The brief, filed last week, argues that Congress did not intend to supersede longstanding state laws that protect consumers and require adequate labeling of risks associated with pharmaceuticals.
“State laws serve the valuable purpose of exposing dangers about drugs and alerting manufacturers and regulators about issues and potential risks associated with pharmaceuticals,” said Massachusetts Attorney General Martha Coakley. “The outcome of this case will affect the fate of hundreds of state tort suits, consumer protection actions of state attorneys general, and the role of the states in our federal government.”
The amicus brief, filed by Vermont Attorney General William H. Sorrell, Attorney General Coakley, and 45 other state attorneys general, involves the case of Diane Levine, a professional musician who was given Wyeth’s anti-nausea drug, Phenergan. In April 2000, Levine received Phenergan through the “IV Push” method, and the drug was mistakenly injected into an artery, causing injuries that led to the amputation of her right arm below the elbow.

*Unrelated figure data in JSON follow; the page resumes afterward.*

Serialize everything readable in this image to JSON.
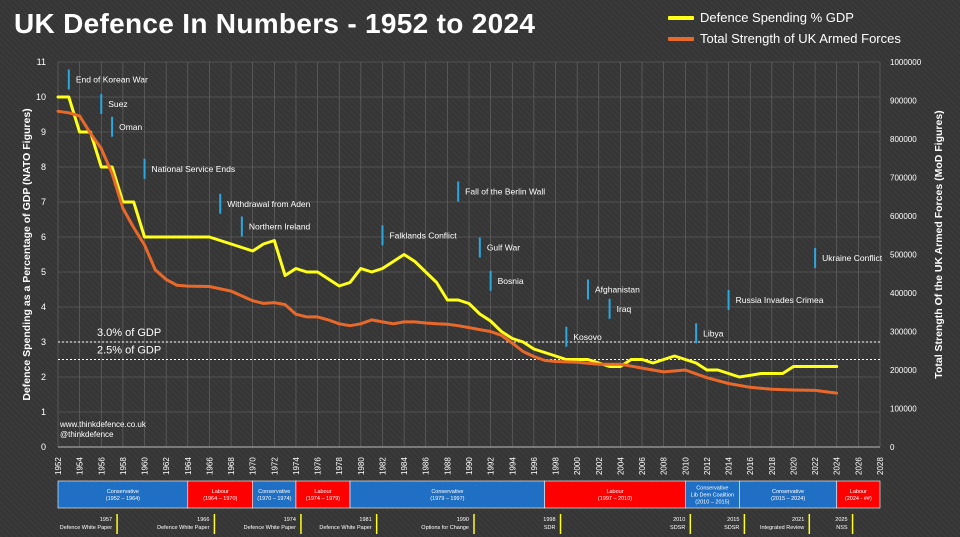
{
  "title": "UK Defence In Numbers - 1952 to 2024",
  "legend": {
    "gdp_label": "Defence Spending % GDP",
    "forces_label": "Total Strength of UK Armed Forces"
  },
  "credits": {
    "site": "www.thinkdefence.co.uk",
    "handle": "@thinkdefence"
  },
  "colors": {
    "gdp": "#ffff1a",
    "forces": "#e8692a",
    "conservative": "#1f6fc4",
    "labour": "#ff0000",
    "coalition": "#1f6fc4",
    "event_marker": "#2aa8e0"
  },
  "chart_data": {
    "type": "line",
    "ylabel": "Defence Spending as a Percentage of GDP  (NATO Figures)",
    "y2label": "Total Strength Of the UK Armed Forces (MoD Figures)",
    "xlim": [
      1952,
      2028
    ],
    "ylim": [
      0,
      11
    ],
    "y2lim": [
      0,
      1000000
    ],
    "x_ticks": [
      1952,
      1954,
      1956,
      1958,
      1960,
      1962,
      1964,
      1966,
      1968,
      1970,
      1972,
      1974,
      1976,
      1978,
      1980,
      1982,
      1984,
      1986,
      1988,
      1990,
      1992,
      1994,
      1996,
      1998,
      2000,
      2002,
      2004,
      2006,
      2008,
      2010,
      2012,
      2014,
      2016,
      2018,
      2020,
      2022,
      2024,
      2026,
      2028
    ],
    "y_ticks": [
      0,
      1,
      2,
      3,
      4,
      5,
      6,
      7,
      8,
      9,
      10,
      11
    ],
    "y2_ticks": [
      0,
      100000,
      200000,
      300000,
      400000,
      500000,
      600000,
      700000,
      800000,
      900000,
      1000000
    ],
    "reference_lines": [
      {
        "value": 3.0,
        "label": "3.0% of GDP"
      },
      {
        "value": 2.5,
        "label": "2.5% of GDP"
      }
    ],
    "series": [
      {
        "name": "Defence Spending % GDP",
        "axis": "left",
        "x": [
          1952,
          1953,
          1954,
          1955,
          1956,
          1957,
          1958,
          1959,
          1960,
          1962,
          1964,
          1966,
          1968,
          1970,
          1971,
          1972,
          1973,
          1974,
          1975,
          1976,
          1977,
          1978,
          1979,
          1980,
          1981,
          1982,
          1983,
          1984,
          1985,
          1986,
          1987,
          1988,
          1989,
          1990,
          1991,
          1992,
          1993,
          1994,
          1995,
          1996,
          1997,
          1998,
          1999,
          2000,
          2001,
          2002,
          2003,
          2004,
          2005,
          2006,
          2007,
          2008,
          2009,
          2010,
          2011,
          2012,
          2013,
          2014,
          2015,
          2016,
          2017,
          2018,
          2019,
          2020,
          2021,
          2022,
          2023,
          2024
        ],
        "values": [
          10,
          10,
          9,
          9,
          8,
          8,
          7,
          7,
          6,
          6,
          6,
          6,
          5.8,
          5.6,
          5.8,
          5.9,
          4.9,
          5.1,
          5,
          5,
          4.8,
          4.6,
          4.7,
          5.1,
          5,
          5.1,
          5.3,
          5.5,
          5.3,
          5,
          4.7,
          4.2,
          4.2,
          4.1,
          3.8,
          3.6,
          3.3,
          3.1,
          3,
          2.8,
          2.7,
          2.6,
          2.5,
          2.5,
          2.5,
          2.4,
          2.3,
          2.3,
          2.5,
          2.5,
          2.4,
          2.5,
          2.6,
          2.5,
          2.4,
          2.2,
          2.2,
          2.1,
          2,
          2.05,
          2.1,
          2.1,
          2.1,
          2.3,
          2.3,
          2.3,
          2.3,
          2.3
        ]
      },
      {
        "name": "Total Strength of UK Armed Forces",
        "axis": "right",
        "x": [
          1952,
          1953,
          1954,
          1955,
          1956,
          1957,
          1958,
          1959,
          1960,
          1961,
          1962,
          1963,
          1964,
          1966,
          1968,
          1970,
          1971,
          1972,
          1973,
          1974,
          1975,
          1976,
          1977,
          1978,
          1979,
          1980,
          1981,
          1982,
          1983,
          1984,
          1985,
          1986,
          1987,
          1988,
          1989,
          1990,
          1991,
          1992,
          1993,
          1994,
          1995,
          1996,
          1997,
          1998,
          2000,
          2002,
          2004,
          2006,
          2008,
          2010,
          2012,
          2014,
          2016,
          2018,
          2020,
          2022,
          2024
        ],
        "values": [
          872000,
          868000,
          860000,
          815000,
          775000,
          710000,
          620000,
          570000,
          525000,
          460000,
          435000,
          420000,
          418000,
          417000,
          405000,
          380000,
          373000,
          375000,
          370000,
          345000,
          338000,
          338000,
          330000,
          320000,
          315000,
          320000,
          330000,
          325000,
          320000,
          325000,
          325000,
          322000,
          320000,
          319000,
          315000,
          310000,
          305000,
          300000,
          290000,
          270000,
          248000,
          235000,
          225000,
          222000,
          220000,
          215000,
          215000,
          205000,
          195000,
          200000,
          180000,
          165000,
          155000,
          150000,
          148000,
          147000,
          140000
        ]
      }
    ],
    "events": [
      {
        "year": 1953,
        "label": "End of Korean War",
        "y": 10.5
      },
      {
        "year": 1956,
        "label": "Suez",
        "y": 9.8
      },
      {
        "year": 1957,
        "label": "Oman",
        "y": 9.15
      },
      {
        "year": 1960,
        "label": "National Service Ends",
        "y": 7.95
      },
      {
        "year": 1967,
        "label": "Withdrawal from Aden",
        "y": 6.95
      },
      {
        "year": 1969,
        "label": "Northern Ireland",
        "y": 6.3
      },
      {
        "year": 1982,
        "label": "Falklands Conflict",
        "y": 6.05
      },
      {
        "year": 1989,
        "label": "Fall of the Berlin Wall",
        "y": 7.3
      },
      {
        "year": 1991,
        "label": "Gulf War",
        "y": 5.7
      },
      {
        "year": 1992,
        "label": "Bosnia",
        "y": 4.75
      },
      {
        "year": 1999,
        "label": "Kosovo",
        "y": 3.15
      },
      {
        "year": 2001,
        "label": "Afghanistan",
        "y": 4.5
      },
      {
        "year": 2003,
        "label": "Iraq",
        "y": 3.95
      },
      {
        "year": 2011,
        "label": "Libya",
        "y": 3.25
      },
      {
        "year": 2014,
        "label": "Russia Invades Crimea",
        "y": 4.2
      },
      {
        "year": 2022,
        "label": "Ukraine Conflict",
        "y": 5.4
      }
    ],
    "governments": [
      {
        "party": "Conservative",
        "years": "(1952 – 1964)",
        "start": 1952,
        "end": 1964
      },
      {
        "party": "Labour",
        "years": "(1964 – 1970)",
        "start": 1964,
        "end": 1970
      },
      {
        "party": "Conservative",
        "years": "(1970 – 1974)",
        "start": 1970,
        "end": 1974
      },
      {
        "party": "Labour",
        "years": "(1974 – 1979)",
        "start": 1974,
        "end": 1979
      },
      {
        "party": "Conservative",
        "years": "(1979 – 1997)",
        "start": 1979,
        "end": 1997
      },
      {
        "party": "Labour",
        "years": "(1997 – 2010)",
        "start": 1997,
        "end": 2010
      },
      {
        "party": "Conservative\nLib Dem Coalition",
        "years": "(2010 – 2015)",
        "start": 2010,
        "end": 2015
      },
      {
        "party": "Conservative",
        "years": "(2015 – 2024)",
        "start": 2015,
        "end": 2024
      },
      {
        "party": "Labour",
        "years": "(2024 - ##)",
        "start": 2024,
        "end": 2028
      }
    ],
    "reviews": [
      {
        "year": 1957,
        "label": "Defence White Paper"
      },
      {
        "year": 1966,
        "label": "Defence White Paper"
      },
      {
        "year": 1974,
        "label": "Defence White Paper"
      },
      {
        "year": 1981,
        "label": "Defence White Paper"
      },
      {
        "year": 1990,
        "label": "Options for Change"
      },
      {
        "year": 1998,
        "label": "SDR"
      },
      {
        "year": 2010,
        "label": "SDSR"
      },
      {
        "year": 2015,
        "label": "SDSR"
      },
      {
        "year": 2021,
        "label": "Integrated Review"
      },
      {
        "year": 2025,
        "label": "NSS"
      }
    ]
  }
}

Levine sued Wyeth and argued that Wyeth violated state law by failing to provide adequate warnings about the IV Push method of administering Phenergan. A jury awarded Levine $6.8 million. Wyeth appealed the lower court’s decision to the Vermont Supreme Court, arguing that Phenergan complied with all federal labeling requirements and challenging Vermont’s power to impose additional requirements. Vermont’s Supreme Court affirmed that decision in 2006.
The “friend of the court” brief urges the court to uphold the jury verdict against drug manufacturer Wyeth. The brief also calls on the court to reject Wyeth’s argument that a drug manufacturer should be immune from lawsuits as along as the federal Food and Drug Administration (FDA) approved the labeling when the drug was introduced on the market.
The case will be argued before the U.S Supreme Court on Nov. 3, 2008.